US$44m for pan-Europe Alzheimer’s attack

A European initiative to accelerate the implementation of scientific innovations for Alzheimer’s disease (AD) management has been launched by the European Commission’s Innovative Health Initiative in Alzheimer’s disease (AD) management,

Over €38m has been secured by the ACCESS-AD consortium – co-led by King’s College London, Amsterdam UMC, Siemens Healthineers and Gates Ventures – for the five year project.

With AD expected to exceed 19 million people in Europe by 2050, ACCESS-AD aims to address the challenges this presents to healthcare systems by ‘accelerating innovation and strengthening equitable access to timely and effective care’.
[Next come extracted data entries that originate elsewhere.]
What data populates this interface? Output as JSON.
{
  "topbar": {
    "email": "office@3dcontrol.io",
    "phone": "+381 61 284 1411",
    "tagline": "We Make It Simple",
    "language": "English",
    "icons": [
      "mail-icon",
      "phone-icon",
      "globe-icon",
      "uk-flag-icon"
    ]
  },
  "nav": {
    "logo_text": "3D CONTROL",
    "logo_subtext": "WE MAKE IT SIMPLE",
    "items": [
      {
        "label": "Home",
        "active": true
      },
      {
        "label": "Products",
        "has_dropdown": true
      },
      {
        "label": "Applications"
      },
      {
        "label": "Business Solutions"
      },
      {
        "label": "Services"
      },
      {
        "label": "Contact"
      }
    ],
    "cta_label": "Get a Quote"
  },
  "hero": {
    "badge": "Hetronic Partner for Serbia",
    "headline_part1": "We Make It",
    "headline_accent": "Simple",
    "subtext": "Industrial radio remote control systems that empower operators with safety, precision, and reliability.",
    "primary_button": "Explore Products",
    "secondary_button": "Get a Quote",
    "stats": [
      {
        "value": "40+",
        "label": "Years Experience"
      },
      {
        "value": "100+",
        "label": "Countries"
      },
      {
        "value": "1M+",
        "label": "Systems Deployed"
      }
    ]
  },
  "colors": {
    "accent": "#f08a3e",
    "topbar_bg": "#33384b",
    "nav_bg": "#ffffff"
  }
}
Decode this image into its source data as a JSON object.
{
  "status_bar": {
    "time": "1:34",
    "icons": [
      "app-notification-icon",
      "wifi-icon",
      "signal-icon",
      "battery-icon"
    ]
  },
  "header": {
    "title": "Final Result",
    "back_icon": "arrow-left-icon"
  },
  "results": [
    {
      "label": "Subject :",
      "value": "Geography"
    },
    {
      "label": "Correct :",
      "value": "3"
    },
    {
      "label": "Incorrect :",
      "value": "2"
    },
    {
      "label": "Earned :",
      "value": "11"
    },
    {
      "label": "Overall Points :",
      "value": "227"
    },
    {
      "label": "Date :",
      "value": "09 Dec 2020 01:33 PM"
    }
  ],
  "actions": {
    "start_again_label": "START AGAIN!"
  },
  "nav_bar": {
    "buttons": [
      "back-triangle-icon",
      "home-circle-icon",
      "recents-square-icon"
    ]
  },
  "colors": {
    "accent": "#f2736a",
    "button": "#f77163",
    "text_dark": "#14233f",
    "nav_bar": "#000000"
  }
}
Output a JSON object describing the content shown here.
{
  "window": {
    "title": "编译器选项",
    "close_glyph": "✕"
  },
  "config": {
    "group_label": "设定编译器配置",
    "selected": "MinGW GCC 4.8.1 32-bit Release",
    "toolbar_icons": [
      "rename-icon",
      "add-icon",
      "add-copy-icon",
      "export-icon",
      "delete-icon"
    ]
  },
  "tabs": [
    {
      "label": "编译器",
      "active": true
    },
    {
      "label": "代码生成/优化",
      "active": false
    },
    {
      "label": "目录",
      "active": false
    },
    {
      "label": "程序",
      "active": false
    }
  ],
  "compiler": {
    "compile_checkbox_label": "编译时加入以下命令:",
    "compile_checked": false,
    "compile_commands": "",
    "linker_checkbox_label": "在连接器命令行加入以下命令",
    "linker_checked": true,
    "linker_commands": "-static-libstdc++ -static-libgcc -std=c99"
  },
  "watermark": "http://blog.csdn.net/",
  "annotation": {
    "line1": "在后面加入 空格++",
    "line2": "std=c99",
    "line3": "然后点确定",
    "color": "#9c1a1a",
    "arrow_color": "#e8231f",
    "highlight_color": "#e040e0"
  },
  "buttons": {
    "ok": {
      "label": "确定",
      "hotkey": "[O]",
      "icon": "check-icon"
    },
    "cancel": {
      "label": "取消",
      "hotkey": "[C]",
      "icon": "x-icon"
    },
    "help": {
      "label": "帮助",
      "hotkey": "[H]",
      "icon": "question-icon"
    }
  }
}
“By combining technological innovation with economic, ethical, regulatory and patient perspectives, we aim to chart a sustainable, scalable and equitable pathway for the implementation of new AD diagnostics and therapies,” said Prof Dag Aarsland, head of the centre for healthy brain ageing at King’s college London and clinical co-lead of the project

A central focus of the project is the combination of advanced but accessible neuro-imaging with expanded use of fluid and digital biomarkers.

This will support early and accurate patient identification, enabling timely diagnosis and entry into personalised treatment pathways, targeted lifestyle interventions and nutritional strategies.

It’s never too late…

The benefits of regular exercise are highlighted in a 47 year Swedish study on a cohort first enrolled at the age of 16.

Published recently in the Journal of Cachexia, Sarcopenia and Muscle, the study was tasked with seeing how muscles and fitness changed over time in the 427 participants, now aged 63.

The authors found that our bodies start to age from 35, but that the rate of decline can be slowed down if we stay physically active.

The researchers examined the participants’ aerobic capacity, muscular endurance, muscle power and performance in strength training exercises, such as bench press and vertical jump.

The study’s main finding was that peak physical ability arrived before the age of 36, and that after 40, a decline begins, for both sexes.

The researchers found that adults who became physically active later in life improved their performance in the tests by 5 to 10%.

“It is never too late to start moving. Our study shows that physical activity can slow the decline in performance, even if it cannot completely stop it,” said the study’s lead Maria Westerståhl, of the Karolinska Institutet.